Common misunderstandings

A few points often cause confusion:

A bounded sequence does not have to converge.
The theorem guarantees a convergent subsequence, not necessarily the whole sequence.
The limit of the subsequence does not have to be a term from the original sequence.
Unbounded sequences are outside the theorem’s guarantee.

A helpful mental check is this: if the sequence is trapped in a box, it must have a clustering behavior. If it can run off to infinity, that guarantee disappears.

Conclusion

Bolzano-Weierstrass is a cornerstone theorem in Real Analysis. It tells us that bounded sequences in $\mathbb{R}$ cannot stay completely scattered forever; they must contain a convergent subsequence. This idea is closely linked to the completeness of $\mathbb{R}$ and to the behavior of Cauchy sequences.

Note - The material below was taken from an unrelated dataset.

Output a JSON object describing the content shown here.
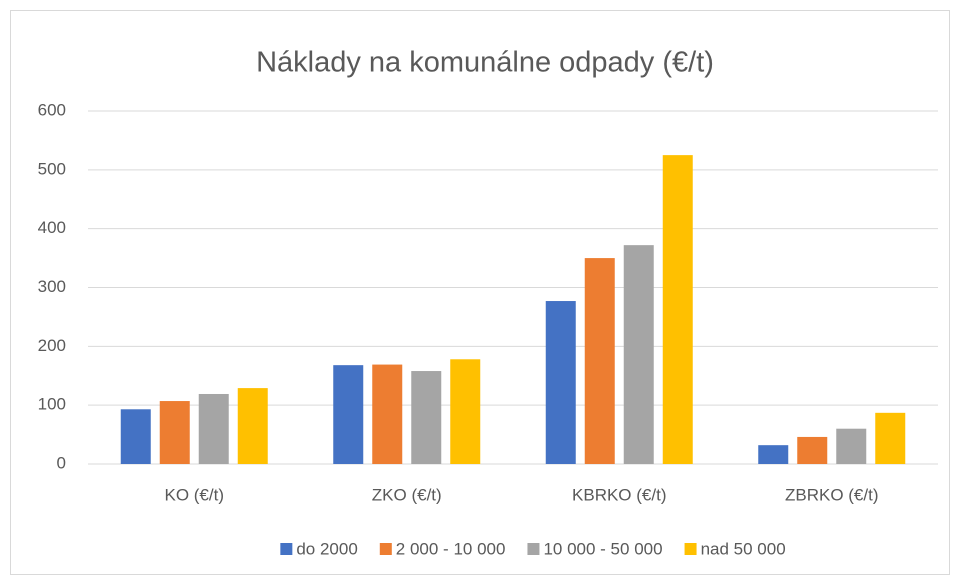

students, the key takeaway is simple but powerful: boundedness creates compactness-like behavior, and that behavior produces convergence somewhere inside the sequence. This is one of the main reasons the real numbers are such a well-behaved number system in analysis. ✅

Study Notes

The Bolzano-Weierstrass theorem says that every bounded sequence in $\mathbb{R}$ has a convergent subsequence.
A bounded sequence stays inside some interval $[a,b]$ or satisfies $|x_n|\le M$ for some $M>0$.
A subsequence is formed by choosing terms with increasing indices.
The theorem does not say the whole sequence converges.
Example: $x_n=(-1)^n$ is bounded and has convergent subsequences $x_{2n}\to 1$ and $x_{2n-1}\to -1$.
Example: $x_n=n$ is unbounded, so the theorem does not apply.
The proof idea uses nested intervals whose lengths shrink to $0$.
Cauchy sequences in $\mathbb{R}$ are bounded, and in a complete space like $\mathbb{R}$ they converge.
Bolzano-Weierstrass helps connect boundedness, subsequences, and completeness in Real Analysis.